History and museums, Natural sights
Kahaluʻu Bay (/ˌkɑːhəˈluːʔuː/; Hawaiian pronunciation: ˈkɐhɐˈluʔu) is a historic district and popular recreation area on the Kona coast of the Big Island of Hawaiʻi.
This area has been populated for about 500 years, and in the 18th and 19th centuries was an important royal residence. One major feature is Pa o ka menehune (which means literally "wall of the ancients"), a breakwater constructed in Ancient Hawaii that might have once enclosed the entire bay. Since construction of a heiau using the dry-stack masonry technique (uhau humu pohaku) was a major undertaking, it is unusual to find the concentration of about ten that were built on this bay.
The Kuʻemanu Heiau is on the north end of the bay. This was used by royalty to view surfing and as a residence. Nearby the Keawaiki canoe landing site is popular today with local surfers.
Two ancient fishponds called Waikuaʻala and Poʻo Hawaiʻi are still visible. Royal Governor John Adams Kuakini had a thatched roof house, and King David Kalākaua built a beach house in this area which has been reconstructed. South of the bay is Hāpaialiʻi Heiau, associated with astrological observation, built between 1411 and 1465 and restored in 2007. The Keʻeku Heiau was used for human sacrifice (luakini) and Kapuanoni Heiau were also built just south of the bay. Petroglyphs thought to depict the defeat of Kamalalawalu of Maui by Lonoikamakahiki can be viewed at low tide near the temples. Several kuʻula (sacred stones, said to have been brought from Maui) were monuments to the plentiful fish and Green turtles that are still found in the bay.
Across Aliʻi Drive from the bay are the stone ruins of the original Helani Church built in 1861 by Rev. John D. Paris. It was built on the ruins of the ʻOhiʻamukumuku Heiau. As the population moved inland, a new Helani Church was constructed at a higher elevation still used by the congregation today.
On the grounds of a former Kahuna's house, a Catholic church officially called "Saint Peter's by the Sea" was built in 1880 on Laʻaloa bay, and then moved to its present location in 1912, run by the Saint Michael the Archangel Catholic Church Parish. It is commonly known as "the little blue church", and is used as a landmark for canoe races.
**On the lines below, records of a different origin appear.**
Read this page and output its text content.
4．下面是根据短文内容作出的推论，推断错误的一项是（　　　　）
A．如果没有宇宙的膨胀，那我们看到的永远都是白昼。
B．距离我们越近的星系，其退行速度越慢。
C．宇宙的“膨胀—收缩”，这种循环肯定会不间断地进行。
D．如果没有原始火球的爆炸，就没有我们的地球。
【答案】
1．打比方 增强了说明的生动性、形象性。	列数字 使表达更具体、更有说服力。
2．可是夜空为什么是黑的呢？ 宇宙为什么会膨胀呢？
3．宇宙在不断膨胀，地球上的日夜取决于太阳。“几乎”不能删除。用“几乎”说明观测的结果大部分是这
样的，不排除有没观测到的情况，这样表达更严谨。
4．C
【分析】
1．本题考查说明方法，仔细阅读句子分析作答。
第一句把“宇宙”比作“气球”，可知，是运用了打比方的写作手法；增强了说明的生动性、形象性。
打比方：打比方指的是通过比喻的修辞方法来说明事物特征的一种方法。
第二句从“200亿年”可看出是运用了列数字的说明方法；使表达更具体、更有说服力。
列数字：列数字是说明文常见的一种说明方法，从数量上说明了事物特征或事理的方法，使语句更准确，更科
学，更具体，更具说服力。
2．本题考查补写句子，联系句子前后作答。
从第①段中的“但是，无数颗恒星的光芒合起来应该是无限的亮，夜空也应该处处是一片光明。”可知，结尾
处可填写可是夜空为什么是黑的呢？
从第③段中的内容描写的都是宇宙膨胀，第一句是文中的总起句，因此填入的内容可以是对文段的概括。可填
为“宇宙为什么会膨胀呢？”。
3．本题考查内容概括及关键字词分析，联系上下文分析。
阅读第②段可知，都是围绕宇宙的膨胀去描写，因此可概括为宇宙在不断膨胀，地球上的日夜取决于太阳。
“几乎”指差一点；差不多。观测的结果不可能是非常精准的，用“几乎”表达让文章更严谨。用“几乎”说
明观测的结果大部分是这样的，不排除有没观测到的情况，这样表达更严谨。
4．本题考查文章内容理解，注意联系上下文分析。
In 1970, the Keauhou Beach Hotel was built on the point South of the bay. The hotel was bought in 1987 for $13M by the Azabu Building Company, headed by Japanese businessman Kitaro Watanabe. Plans were to enlarge it and build a larger resort combined with the Kona Lagoon Hotel (built in 1975), and more facilities across the street, to be called the Azabu Kona Beach Resort. There was also a botanical park called Kona Gardens on the uphill (mauka) side of the street. However, the investors suffered financial problems in the 1990s. The other properties were abandoned, reverting to the holder of the lease in 1995, the investment arm of Kamehameha Schools, which eventually also bought the remaining hotel. In June 1996, three of the executives were arrested in Tokyo, suspected of concealing assets from creditors. In 1997, the hotel was sold again to Trinity Investments from Chicago. The 462-room Kona Lagoon Hotel, closed since 1988, had fallen into disrepair. Local people said the project was "cursed" because of all the sacred sites in the area, and it was torn down in 2004, with long-term plans to restore the historic sites. In 2012, Kamehameha Schools announced plans to close and eventually demolish the Keauhou Beach Hotel, and to build a cultural and educational complex on the site. The hotel closed in October 2012. As of August 2014, demolition is planned for fall 2015.
The Kalahuu Bay District was added to the National Register of Historic Places on December 27, 1974.
The bay is still used today by surfers, with a surf school across the street from the ancient canoe landing. The area around the bay was added to the National Register of Historic Places in 1974 as historic district number 74000713 in 1974. The state registry lists it as site 10-37-4150. The south end of the bay became Kahaluʻu Beach County Park in 1953, a popular snorkeling spot, although the beach is rocky with some gray sand. The parking lot is open 7am - 11pm, and lifeguards are on duty during limited hours.
The Kohala Center sponsors a program called ReefTeach to educate visitors about the preservation of the bay, and has produced some educational videos on the history of the area. An educational festival called the Ocean Fair is held here as part of the Kona Earth Festival, associated with Earth Day. The hotel is now called the Outrigger Keauhou Beach Resort. Two more Heiaus on this point are being reconstructed. Directly south of this point is another historic area, Keauhou Bay.